Petrov-Vodkin a bâti son propre système de perspective pour des tableaux comme celui-ci. L'horizon s'incurve et le sol s'éloigne sur les bords, comme si l'on se tenait sur une sphère. Une fois que vous l'avez remarqué, vous ne pouvez plus vous empêcher de le voir dans le reste de son œuvre.

En arrivant

Krymsky Val 10. Métro «Oktyabrskaya» ou «Park Kultury», puis une promenade le long des quais.

Le parc de sculptures Muzeon se trouve juste à l'extérieur et son entrée est gratuite — c'est la cour où ont été amenés les monuments soviétiques après 1991, y compris celui de Dzerjinski qui se dressait devant la Loubianka.

Notes pratiques

La collection est répartie dans deux bâtiments, et cela compte plus que tout le reste dans la planification.

La rue Lavrouchinski abrite la collection historique — tout ce qui précède s'y trouve. Métro «Tretiakovskaïa».

La rue Krymsky Val abrite de l'art du XXe siècle : Malevitch, Kandinsky, la peinture soviétique. Un bâtiment différent de l'autre côté de la rivière, près du parc Gorki.

⚠️ Les gens réservent souvent la mauvaise galerie. Si vous cherchez Repine, Vroubel et Chipka, rendez-vous au 10 Lavroushinski pereoulok.

Les billets sont horodatés. Les après-midis de week-end sont les pires créneaux ; un matin en semaine, c'est un musée entièrement différent.

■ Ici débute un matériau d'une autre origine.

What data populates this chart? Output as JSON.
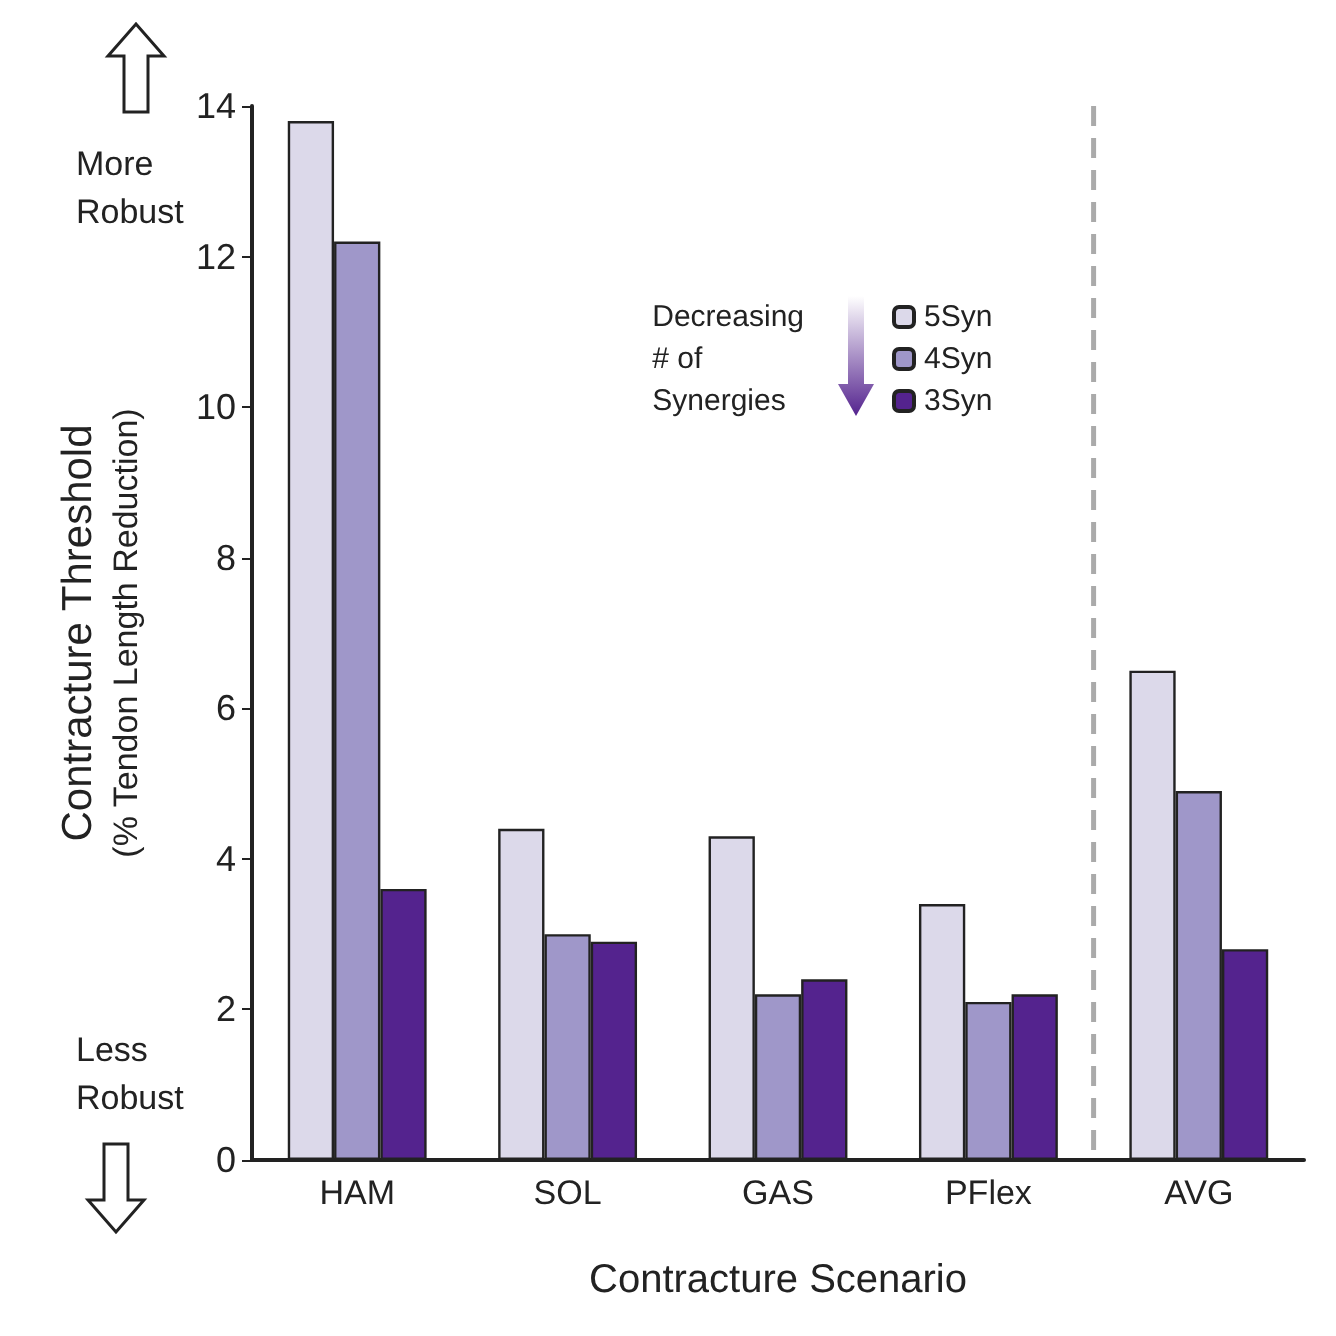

Les œuvres individuelles voyagent pour des expositions ou partent en restauration, et la collection d'icônes en particulier a vu certains de ses éléments déplacés ces dernières années. Si vous venez pour un tableau précis, vérifiez qu'il est bien exposé avant de vous y rendre.

Combien de temps prévoir

Deux heures suffisent pour voir les principaux sites sans se presser. Comptez une demi-journée si vous souhaitez aussi les salles des icônes et les études d'Ivanov.

Il y a un café à l'intérieur, ce qui compte — le bâtiment est grand et il n'y a pas de sortie et de retour rapides.

Foire aux questions

Quel bâtiment abrite les célèbres peintures ? Le passage Lavrushinsky. Krymsky Val abrite la collection du XXe siècle.

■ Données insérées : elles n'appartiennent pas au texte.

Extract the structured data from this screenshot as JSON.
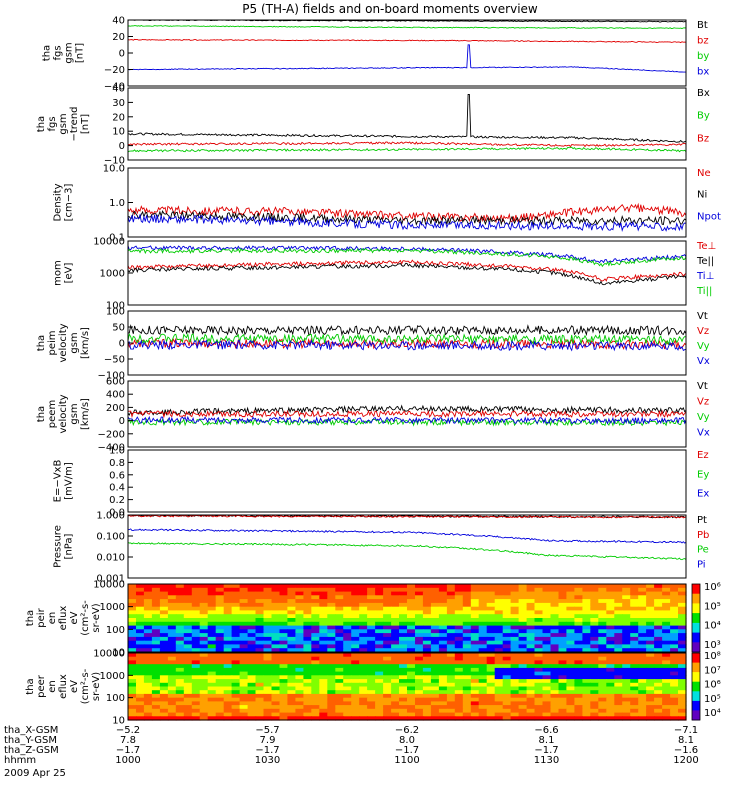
{
  "title": "P5 (TH-A) fields and on-board moments overview",
  "colors": {
    "black": "#000000",
    "red": "#e00000",
    "green": "#00cc00",
    "blue": "#0000dd",
    "axis": "#000000"
  },
  "chart_data": [
    {
      "type": "line",
      "id": "fgs",
      "ylabel": [
        "tha",
        "fgs",
        "gsm",
        "[nT]"
      ],
      "yticks": [
        "40",
        "20",
        "0",
        "−20",
        "−40"
      ],
      "ylim": [
        -40,
        40
      ],
      "series": [
        {
          "name": "Bt",
          "color": "black",
          "trend": [
            [
              0,
              40
            ],
            [
              0.5,
              39
            ],
            [
              1,
              38
            ]
          ]
        },
        {
          "name": "bz",
          "color": "red",
          "trend": [
            [
              0,
              16
            ],
            [
              0.6,
              15
            ],
            [
              1,
              13
            ]
          ]
        },
        {
          "name": "by",
          "color": "green",
          "trend": [
            [
              0,
              33
            ],
            [
              0.5,
              31
            ],
            [
              1,
              30
            ]
          ]
        },
        {
          "name": "bx",
          "color": "blue",
          "trend": [
            [
              0,
              -20
            ],
            [
              0.5,
              -18
            ],
            [
              0.8,
              -17
            ],
            [
              1,
              -23
            ]
          ]
        }
      ]
    },
    {
      "type": "line",
      "id": "fgs-dtrend",
      "ylabel": [
        "tha",
        "fgs",
        "gsm",
        "−trend",
        "[nT]"
      ],
      "yticks": [
        "40",
        "30",
        "20",
        "10",
        "0",
        "−10"
      ],
      "ylim": [
        -15,
        40
      ],
      "series": [
        {
          "name": "Bx",
          "color": "black",
          "trend": [
            [
              0,
              5
            ],
            [
              0.5,
              3
            ],
            [
              0.8,
              2
            ],
            [
              1,
              -1
            ]
          ]
        },
        {
          "name": "By",
          "color": "green",
          "trend": [
            [
              0,
              -8
            ],
            [
              0.5,
              -7
            ],
            [
              0.8,
              -6
            ],
            [
              1,
              -8
            ]
          ]
        },
        {
          "name": "Bz",
          "color": "red",
          "trend": [
            [
              0,
              -3
            ],
            [
              0.5,
              -2
            ],
            [
              0.8,
              -4
            ],
            [
              1,
              -3
            ]
          ]
        }
      ]
    },
    {
      "type": "line",
      "id": "density",
      "ylabel": [
        "Density",
        "[cm−3]"
      ],
      "yticks": [
        "10.0",
        "1.0",
        "0.1"
      ],
      "ylim": [
        0.1,
        10
      ],
      "scale": "log",
      "series": [
        {
          "name": "Ne",
          "color": "red",
          "trend": [
            [
              0,
              0.6
            ],
            [
              0.3,
              0.55
            ],
            [
              0.5,
              0.4
            ],
            [
              0.7,
              0.35
            ],
            [
              0.9,
              0.7
            ],
            [
              1,
              0.5
            ]
          ]
        },
        {
          "name": "Ni",
          "color": "black",
          "trend": [
            [
              0,
              0.45
            ],
            [
              0.5,
              0.3
            ],
            [
              1,
              0.3
            ]
          ]
        },
        {
          "name": "Npot",
          "color": "blue",
          "trend": [
            [
              0,
              0.35
            ],
            [
              0.5,
              0.22
            ],
            [
              1,
              0.2
            ]
          ]
        }
      ]
    },
    {
      "type": "line",
      "id": "temp",
      "ylabel": [
        "mom",
        "[eV]"
      ],
      "yticks": [
        "10000",
        "1000",
        "100"
      ],
      "ylim": [
        30,
        10000
      ],
      "scale": "log",
      "series": [
        {
          "name": "Te⊥",
          "color": "red",
          "trend": [
            [
              0,
              900
            ],
            [
              0.5,
              1500
            ],
            [
              0.75,
              800
            ],
            [
              0.85,
              300
            ],
            [
              1,
              500
            ]
          ]
        },
        {
          "name": "Te||",
          "color": "black",
          "trend": [
            [
              0,
              700
            ],
            [
              0.5,
              1100
            ],
            [
              0.75,
              600
            ],
            [
              0.85,
              200
            ],
            [
              1,
              400
            ]
          ]
        },
        {
          "name": "Ti⊥",
          "color": "blue",
          "trend": [
            [
              0,
              5500
            ],
            [
              0.5,
              5000
            ],
            [
              0.75,
              3000
            ],
            [
              0.85,
              1500
            ],
            [
              1,
              2500
            ]
          ]
        },
        {
          "name": "Ti||",
          "color": "green",
          "trend": [
            [
              0,
              4000
            ],
            [
              0.5,
              4200
            ],
            [
              0.75,
              2500
            ],
            [
              0.85,
              1200
            ],
            [
              1,
              2200
            ]
          ]
        }
      ]
    },
    {
      "type": "line",
      "id": "peim-v",
      "ylabel": [
        "tha",
        "peim",
        "velocity",
        "gsm",
        "[km/s]"
      ],
      "yticks": [
        "100",
        "50",
        "0",
        "−50",
        "−100"
      ],
      "ylim": [
        -100,
        100
      ],
      "series": [
        {
          "name": "Vt",
          "color": "black",
          "trend": [
            [
              0,
              40
            ],
            [
              1,
              40
            ]
          ]
        },
        {
          "name": "Vz",
          "color": "red",
          "trend": [
            [
              0,
              0
            ],
            [
              1,
              -5
            ]
          ]
        },
        {
          "name": "Vy",
          "color": "green",
          "trend": [
            [
              0,
              15
            ],
            [
              1,
              10
            ]
          ]
        },
        {
          "name": "Vx",
          "color": "blue",
          "trend": [
            [
              0,
              -5
            ],
            [
              1,
              -10
            ]
          ]
        }
      ]
    },
    {
      "type": "line",
      "id": "peem-v",
      "ylabel": [
        "tha",
        "peem",
        "velocity",
        "gsm",
        "[km/s]"
      ],
      "yticks": [
        "600",
        "400",
        "200",
        "0",
        "−200",
        "−400"
      ],
      "ylim": [
        -400,
        600
      ],
      "series": [
        {
          "name": "Vt",
          "color": "black",
          "trend": [
            [
              0,
              120
            ],
            [
              0.5,
              180
            ],
            [
              1,
              150
            ]
          ]
        },
        {
          "name": "Vz",
          "color": "red",
          "trend": [
            [
              0,
              100
            ],
            [
              1,
              100
            ]
          ]
        },
        {
          "name": "Vy",
          "color": "green",
          "trend": [
            [
              0,
              -20
            ],
            [
              1,
              -30
            ]
          ]
        },
        {
          "name": "Vx",
          "color": "blue",
          "trend": [
            [
              0,
              10
            ],
            [
              1,
              0
            ]
          ]
        }
      ]
    },
    {
      "type": "line",
      "id": "efield",
      "ylabel": [
        "E=−VxB",
        "[mV/m]"
      ],
      "yticks": [
        "1.0",
        "0.8",
        "0.6",
        "0.4",
        "0.2",
        "0.0"
      ],
      "ylim": [
        0,
        1
      ],
      "series": [
        {
          "name": "Ez",
          "color": "red",
          "trend": []
        },
        {
          "name": "Ey",
          "color": "green",
          "trend": []
        },
        {
          "name": "Ex",
          "color": "blue",
          "trend": []
        }
      ]
    },
    {
      "type": "line",
      "id": "pressure",
      "ylabel": [
        "Pressure",
        "[nPa]"
      ],
      "yticks": [
        "1.000",
        "0.100",
        "0.010",
        "0.001"
      ],
      "ylim": [
        0.001,
        1
      ],
      "scale": "log",
      "series": [
        {
          "name": "Pt",
          "color": "black",
          "trend": [
            [
              0,
              0.95
            ],
            [
              1,
              0.8
            ]
          ]
        },
        {
          "name": "Pb",
          "color": "red",
          "trend": [
            [
              0,
              0.9
            ],
            [
              1,
              0.78
            ]
          ]
        },
        {
          "name": "Pe",
          "color": "green",
          "trend": [
            [
              0,
              0.045
            ],
            [
              0.5,
              0.035
            ],
            [
              0.75,
              0.012
            ],
            [
              1,
              0.008
            ]
          ]
        },
        {
          "name": "Pi",
          "color": "blue",
          "trend": [
            [
              0,
              0.2
            ],
            [
              0.5,
              0.15
            ],
            [
              0.75,
              0.06
            ],
            [
              1,
              0.05
            ]
          ]
        }
      ]
    },
    {
      "type": "heatmap",
      "id": "peir",
      "ylabel": [
        "tha",
        "peir",
        "en",
        "eflux",
        "eV",
        "(cm²-s-",
        "sr-eV)"
      ],
      "yticks": [
        "10000",
        "1000",
        "100",
        "10"
      ],
      "ylim": [
        5,
        30000
      ],
      "scale": "log",
      "colorbar": {
        "ticks": [
          "10⁶",
          "10⁵",
          "10⁴",
          "10³"
        ]
      }
    },
    {
      "type": "heatmap",
      "id": "peer",
      "ylabel": [
        "tha",
        "peer",
        "en",
        "eflux",
        "eV",
        "(cm²-s-",
        "sr-eV)"
      ],
      "yticks": [
        "10000",
        "1000",
        "100",
        "10"
      ],
      "ylim": [
        7,
        30000
      ],
      "scale": "log",
      "colorbar": {
        "ticks": [
          "10⁸",
          "10⁷",
          "10⁶",
          "10⁵",
          "10⁴"
        ]
      }
    }
  ],
  "x_axis": {
    "rows": [
      {
        "label": "tha_X-GSM",
        "values": [
          "−5.2",
          "−5.7",
          "−6.2",
          "−6.6",
          "−7.1"
        ]
      },
      {
        "label": "tha_Y-GSM",
        "values": [
          "7.8",
          "7.9",
          "8.0",
          "8.1",
          "8.1"
        ]
      },
      {
        "label": "tha_Z-GSM",
        "values": [
          "−1.7",
          "−1.7",
          "−1.7",
          "−1.7",
          "−1.6"
        ]
      },
      {
        "label": "hhmm",
        "values": [
          "1000",
          "1030",
          "1100",
          "1130",
          "1200"
        ]
      }
    ],
    "date": "2009 Apr 25"
  }
}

Combien de temps faut-il pour une visite ? Deux heures pour les œuvres principales, une demi-journée pour une visite approfondie.

Quelle station de métro ? « Tretyakovskaïa » pour le passage Lavrouchinski ; le bâtiment du Val de Crimée est près de « Oktiabrskaïa ».

Les billets sont-ils datés ? Oui, et les créneaux du week-end partent en premier.

Puis-je photographier les peintures ? Généralement oui, sans flash, mais les règles varient selon les salles et les expositions temporaires.

Un billet est-il valable pour les deux bâtiments ? Non, ils sont vendus séparément.

Peintures reproduites à partir de Wikimedia Commons ; toutes sont dans le domaine public.